There will be several changes at this year's GA. The UUA is making a focused effort to bring congregational presidents to GA by reimbursing their registration fees up to $250. UUA President William G. Sinkford will meet with the presidents on Saturday, inviting them to help set priorities for the Association. Another change happens Sunday morning. The Service of the Living Tradition, honoring ministers, is moving to Friday night. The Sunday morning service will be a more traditional one to which the Long Beach community will be invited.

GA is expected to be more affordable this year. The Association has booked blocks of hotel rooms ranging from $79 to $146. People coming to GA are encouraged to book rooms through the UUA Web site, www.uua.org/ga. The Association will be penalized if not all of the rooms it has booked are used. The number of those who attend GA will likely be less than the record 7,500 who showed up last year in Boston. Planners expect around 5,000 this year.

The small group ministry program that has taken root in many congregations will also be part of this GA. The first 750 people who apply will become part of eight-person covenant groups that will meet four times during GA to give participants a taste of how such groups can transform congregations.

Each year GA attendees are invited to contribute to a local service project. This year the Planning Committee is asking delegates to help create a start-up fund for a homeless shelter complex in Long Beach. The Unitarian Universalist Church of Long Beach is working on this project with two groups, the Greater Long Beach Interfaith Community Organization and the Community Action Network.
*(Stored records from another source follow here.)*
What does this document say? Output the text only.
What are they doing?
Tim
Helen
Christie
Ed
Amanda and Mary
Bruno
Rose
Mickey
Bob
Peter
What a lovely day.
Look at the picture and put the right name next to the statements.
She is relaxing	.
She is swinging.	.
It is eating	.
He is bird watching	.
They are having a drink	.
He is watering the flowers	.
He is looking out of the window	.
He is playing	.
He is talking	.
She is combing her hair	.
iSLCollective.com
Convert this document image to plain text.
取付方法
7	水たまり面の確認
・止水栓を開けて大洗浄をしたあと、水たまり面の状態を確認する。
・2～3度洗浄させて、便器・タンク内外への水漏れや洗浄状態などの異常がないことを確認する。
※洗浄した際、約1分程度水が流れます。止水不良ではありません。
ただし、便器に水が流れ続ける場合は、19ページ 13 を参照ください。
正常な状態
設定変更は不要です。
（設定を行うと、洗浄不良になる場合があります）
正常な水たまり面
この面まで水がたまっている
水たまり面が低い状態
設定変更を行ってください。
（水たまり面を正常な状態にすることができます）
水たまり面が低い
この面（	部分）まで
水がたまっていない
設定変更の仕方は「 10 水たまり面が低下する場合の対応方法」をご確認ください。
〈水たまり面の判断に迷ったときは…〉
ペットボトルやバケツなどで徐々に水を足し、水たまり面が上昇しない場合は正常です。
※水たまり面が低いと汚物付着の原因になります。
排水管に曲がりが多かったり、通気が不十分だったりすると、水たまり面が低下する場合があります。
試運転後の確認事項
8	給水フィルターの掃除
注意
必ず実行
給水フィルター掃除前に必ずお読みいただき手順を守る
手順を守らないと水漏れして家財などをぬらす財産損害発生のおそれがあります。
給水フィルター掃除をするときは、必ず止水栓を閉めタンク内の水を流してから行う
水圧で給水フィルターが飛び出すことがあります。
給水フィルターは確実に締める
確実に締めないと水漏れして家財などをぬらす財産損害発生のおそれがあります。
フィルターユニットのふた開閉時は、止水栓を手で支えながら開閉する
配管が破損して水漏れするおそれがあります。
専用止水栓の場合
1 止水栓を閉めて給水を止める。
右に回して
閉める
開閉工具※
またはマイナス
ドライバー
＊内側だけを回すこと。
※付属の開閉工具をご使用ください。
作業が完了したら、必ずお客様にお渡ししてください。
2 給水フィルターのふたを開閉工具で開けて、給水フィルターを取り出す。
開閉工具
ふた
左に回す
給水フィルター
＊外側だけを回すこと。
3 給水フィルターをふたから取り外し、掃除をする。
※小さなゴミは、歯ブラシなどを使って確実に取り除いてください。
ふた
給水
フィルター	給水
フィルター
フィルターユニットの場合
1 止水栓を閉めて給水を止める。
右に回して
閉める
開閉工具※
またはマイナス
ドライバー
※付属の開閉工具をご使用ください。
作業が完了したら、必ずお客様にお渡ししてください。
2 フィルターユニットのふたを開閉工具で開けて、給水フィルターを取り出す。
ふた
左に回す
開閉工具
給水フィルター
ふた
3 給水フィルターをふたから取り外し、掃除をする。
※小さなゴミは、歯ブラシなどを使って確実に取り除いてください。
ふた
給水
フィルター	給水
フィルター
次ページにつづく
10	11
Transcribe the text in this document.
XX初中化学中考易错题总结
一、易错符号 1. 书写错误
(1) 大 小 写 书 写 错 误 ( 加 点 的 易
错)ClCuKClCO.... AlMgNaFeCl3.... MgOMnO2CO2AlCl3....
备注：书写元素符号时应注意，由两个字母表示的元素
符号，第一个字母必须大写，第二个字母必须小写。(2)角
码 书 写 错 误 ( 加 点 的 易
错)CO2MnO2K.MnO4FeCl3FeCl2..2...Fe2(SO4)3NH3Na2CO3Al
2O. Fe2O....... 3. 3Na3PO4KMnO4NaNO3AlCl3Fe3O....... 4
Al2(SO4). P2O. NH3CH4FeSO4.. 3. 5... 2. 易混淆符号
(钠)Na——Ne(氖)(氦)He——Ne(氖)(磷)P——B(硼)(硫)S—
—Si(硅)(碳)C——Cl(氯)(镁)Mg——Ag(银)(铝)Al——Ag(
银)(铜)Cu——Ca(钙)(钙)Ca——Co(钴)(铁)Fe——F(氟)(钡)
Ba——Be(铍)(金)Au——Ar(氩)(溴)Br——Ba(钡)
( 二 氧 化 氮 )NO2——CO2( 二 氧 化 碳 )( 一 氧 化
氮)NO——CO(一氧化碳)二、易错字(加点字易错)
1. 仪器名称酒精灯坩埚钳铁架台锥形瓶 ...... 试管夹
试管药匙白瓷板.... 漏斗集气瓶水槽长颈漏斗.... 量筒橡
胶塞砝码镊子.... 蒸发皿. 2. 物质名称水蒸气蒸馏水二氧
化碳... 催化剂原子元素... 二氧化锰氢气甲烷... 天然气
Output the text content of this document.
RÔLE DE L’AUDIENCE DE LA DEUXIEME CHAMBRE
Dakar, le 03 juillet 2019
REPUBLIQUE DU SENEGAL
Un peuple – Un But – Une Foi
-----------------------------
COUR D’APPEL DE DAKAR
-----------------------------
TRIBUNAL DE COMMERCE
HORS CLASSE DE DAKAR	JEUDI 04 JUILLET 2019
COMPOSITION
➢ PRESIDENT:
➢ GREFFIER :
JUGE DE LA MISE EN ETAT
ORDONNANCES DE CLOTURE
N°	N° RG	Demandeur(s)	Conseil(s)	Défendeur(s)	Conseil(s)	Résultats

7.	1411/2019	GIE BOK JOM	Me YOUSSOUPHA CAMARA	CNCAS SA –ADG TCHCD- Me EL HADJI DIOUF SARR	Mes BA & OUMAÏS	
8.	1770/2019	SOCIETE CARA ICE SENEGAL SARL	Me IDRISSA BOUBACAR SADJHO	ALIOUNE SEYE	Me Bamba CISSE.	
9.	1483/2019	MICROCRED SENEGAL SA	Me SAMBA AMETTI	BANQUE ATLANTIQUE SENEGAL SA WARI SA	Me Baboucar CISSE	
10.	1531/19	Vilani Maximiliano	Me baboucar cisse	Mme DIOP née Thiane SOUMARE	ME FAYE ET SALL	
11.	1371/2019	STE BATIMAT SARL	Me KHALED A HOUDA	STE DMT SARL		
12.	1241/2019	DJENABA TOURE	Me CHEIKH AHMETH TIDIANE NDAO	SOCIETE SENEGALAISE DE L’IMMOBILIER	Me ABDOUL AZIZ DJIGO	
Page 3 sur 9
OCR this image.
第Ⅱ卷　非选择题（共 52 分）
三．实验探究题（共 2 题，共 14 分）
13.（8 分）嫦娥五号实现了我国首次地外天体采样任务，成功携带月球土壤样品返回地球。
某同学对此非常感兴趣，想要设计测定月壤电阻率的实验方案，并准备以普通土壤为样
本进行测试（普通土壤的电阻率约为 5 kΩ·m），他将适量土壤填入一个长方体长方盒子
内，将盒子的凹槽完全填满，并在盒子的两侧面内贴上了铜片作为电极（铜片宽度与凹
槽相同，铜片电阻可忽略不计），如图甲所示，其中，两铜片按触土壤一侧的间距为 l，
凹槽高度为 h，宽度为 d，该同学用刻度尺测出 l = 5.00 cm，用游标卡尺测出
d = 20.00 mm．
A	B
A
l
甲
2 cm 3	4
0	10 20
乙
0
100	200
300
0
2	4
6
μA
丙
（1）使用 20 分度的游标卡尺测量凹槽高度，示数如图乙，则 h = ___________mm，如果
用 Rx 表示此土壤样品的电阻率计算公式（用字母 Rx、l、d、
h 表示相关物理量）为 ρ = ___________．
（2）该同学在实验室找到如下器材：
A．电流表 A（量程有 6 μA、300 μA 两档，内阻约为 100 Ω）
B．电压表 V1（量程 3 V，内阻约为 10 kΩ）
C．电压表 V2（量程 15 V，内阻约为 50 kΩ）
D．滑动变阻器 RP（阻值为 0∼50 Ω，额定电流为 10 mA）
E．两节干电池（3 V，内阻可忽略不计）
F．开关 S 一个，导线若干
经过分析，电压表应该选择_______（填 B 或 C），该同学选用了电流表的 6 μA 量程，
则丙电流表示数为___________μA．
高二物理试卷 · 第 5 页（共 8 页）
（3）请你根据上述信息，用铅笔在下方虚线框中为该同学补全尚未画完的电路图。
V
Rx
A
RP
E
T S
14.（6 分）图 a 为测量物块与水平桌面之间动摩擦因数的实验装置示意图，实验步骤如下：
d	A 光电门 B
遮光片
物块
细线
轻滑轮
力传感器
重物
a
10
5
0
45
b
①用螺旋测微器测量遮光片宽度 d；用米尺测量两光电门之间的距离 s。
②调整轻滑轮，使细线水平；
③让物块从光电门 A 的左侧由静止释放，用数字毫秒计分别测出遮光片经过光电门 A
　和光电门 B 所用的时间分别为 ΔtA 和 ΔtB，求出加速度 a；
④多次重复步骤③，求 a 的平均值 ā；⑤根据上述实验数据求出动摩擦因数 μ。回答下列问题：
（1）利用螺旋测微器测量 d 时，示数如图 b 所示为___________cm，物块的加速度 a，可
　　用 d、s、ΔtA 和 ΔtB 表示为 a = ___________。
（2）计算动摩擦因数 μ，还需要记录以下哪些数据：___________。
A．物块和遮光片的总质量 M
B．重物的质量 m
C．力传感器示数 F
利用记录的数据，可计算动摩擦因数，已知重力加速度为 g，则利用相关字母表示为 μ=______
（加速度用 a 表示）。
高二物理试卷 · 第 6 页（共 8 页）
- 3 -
This will be the fourth GA held in California. Others were in Palm Springs, 1988; Claremont, 1976; and San Francisco, 1964. Nearby attractions at this GA include the Queen Mary, Aquarium of the Pacific, beaches and bike paths, and the Long Beach harbor.

“GA is an incredible experience,” says Jan Sneegas, the UUA's General Assembly manager. “It's an opportunity to be part of a vibrant movement and network and learn with others in a city of great beauty.”